Publié le par DLJ Lorraine

Hubert Védrine a été ministre des Affaires étrangères sous la mandature de Lionel Jospin, entre 1997 et 2002. (Martine Archambault / Le Figaro)

INTERVIEW - L'ex-ministre des Affaires étrangères Hubert Védrine livre au Figaro.fr une analyse sur la présidence française de l'UE à contre-courant du blocage annoncé et supposé de l'Europe.

LE FIGARO.FR - Nicolas Sarkozy a assuré lundi soir qu'il fallait «changer profondément notre façon de faire l'Europe», qui «inquiète les citoyens européens». Le chef de l'Etat a-t-il trouvé le ton juste ?

Hubert VÉDRINE - Je partage la remarque du président Sarkozy si elle signifie qu'il faut mettre la pédale douce sur l'intégration, qui provoque un rejet croissant dans les peuples.

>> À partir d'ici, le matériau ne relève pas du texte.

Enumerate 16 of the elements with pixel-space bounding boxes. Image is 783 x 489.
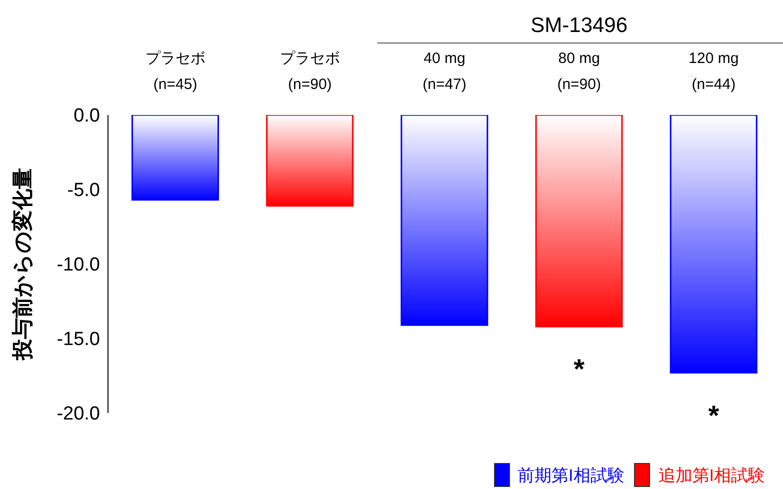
y-tick-label: -5.0 [67,180,100,202]
x-tick-label: プラセボ (n=45) [145,50,206,93]
x-tick-label: 80 mg (n=90) [557,50,601,93]
y-tick-label: -10.0 [56,254,100,276]
y-tick-label: -15.0 [56,329,100,350]
x-tick-label: 120 mg (n=44) [688,50,739,93]
data-label: * [708,400,720,431]
x-tick-label: 40 mg (n=47) [422,50,466,93]
y-tick-label: 0.0 [74,106,100,127]
data-label: * [574,354,585,385]
x-tick-label: プラセボ (n=90) [280,50,340,93]
text: SM-13496 [530,14,628,37]
legend-label: 追加第I相試験 [657,464,765,486]
y-tick-label: -20.0 [56,404,100,425]
legend-label: 前期第I相試験 [516,464,624,486]
y-axis-title: 投与前からの変化量 [10,168,34,361]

Mais on peut poursuivre la construction européenne - qu'il faut distinguer du terme «intégration» - à travers de nouvelles politiques communes (énergie, environnement) ou des initiatives comme Erasmus et Galileo. Il me semble qu'une certaine vision fédéraliste, présupposant que la Nation est dépassée, est elle-même dépassée. Les peuples ne demandent pas que la Commission joue le rôle d'un gouvernement, même contrôlé par le Parlement européen. Un décalage s'est creusé entre les élites européennes et les populations, comme si on allait faire les Etats-Unis d'Europe. C'est irréel.

Les Etats européens doivent-ils continuer la ratification du Traité de Lisbonne, après le «non» irlandais, les hésitations des Tchèques ou encore le refus mardi de la Pologne de ratifier le traité ?

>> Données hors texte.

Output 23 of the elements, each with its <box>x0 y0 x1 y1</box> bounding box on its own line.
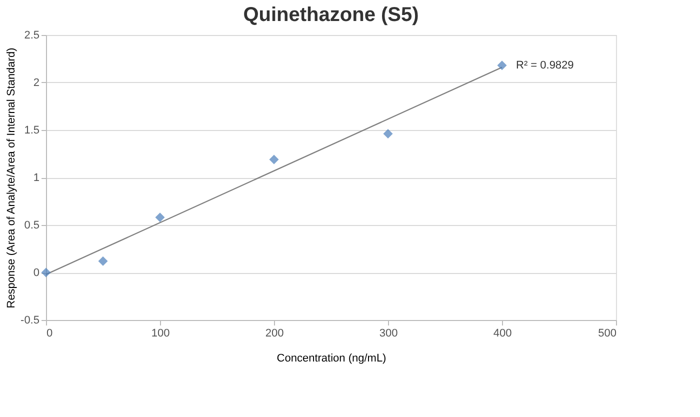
x-tick-label: 100 <box>151 328 170 340</box>
y-tick-label: -0.5 <box>20 314 40 326</box>
x-tick-label: 300 <box>379 328 398 340</box>
point <box>269 154 279 164</box>
x-tick-label: 200 <box>265 328 284 340</box>
point <box>98 256 108 266</box>
point <box>41 268 51 278</box>
point <box>155 212 165 222</box>
chart-title: Quinethazone (S5) <box>243 4 419 26</box>
y-tick-label: 0.5 <box>24 220 40 232</box>
x-tick-label: 0 <box>46 328 53 340</box>
y-tick-label: 2.5 <box>24 30 40 42</box>
y-tick-label: 1 <box>33 172 40 184</box>
y-tick-label: 0 <box>33 267 40 279</box>
y-tick-label: 2 <box>33 77 40 89</box>
y-axis-title: Response (Area of Analyte/Area of Internal Standard) <box>6 48 18 308</box>
y-tick-label: 1.5 <box>24 124 40 136</box>
point <box>383 129 393 139</box>
annotation: R² = 0.9829 <box>516 59 574 72</box>
x-tick-label: 400 <box>493 328 512 340</box>
x-tick-label: 500 <box>598 328 616 340</box>
point <box>497 60 507 70</box>
x-axis-title: Concentration (ng/mL) <box>276 352 386 364</box>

Ils sont libres de continuer, mais le droit international est très clair : il faut l'unanimité pour passer d'un traité à un autre. Une règle valable depuis le traité de Rome. Les événements auraient été différents si on avait décidé à l'unanimité de ratifier les traités internationaux à la majorité qualifiée. Ce qui voudrait dire que l'Europe est devenue une fédération, ce qu'elle n'est pas. Nous n'avons pas le droit de changer de règle juridique au milieu du processus. Surtout pas de la part de pays européens qui donnent des leçons de droits et de démocratie à tout le monde.

Je pense que depuis une dizaine d'années, on exagère l'importance des traités. Il y a une sorte d'attente magique, fétichiste, comme si ça allait régler les problèmes de façon miraculeuse. D'immenses choses se sont faites dans le passé indépendamment des traités : Mitterrand-Kohl dans les années 80, les gens se souviennent des images, pas du traité de l'époque. Le «non» irlandais ne doit pas être une excuse pour ne rien faire. Il ne plombe pas la présidence française de l'UE.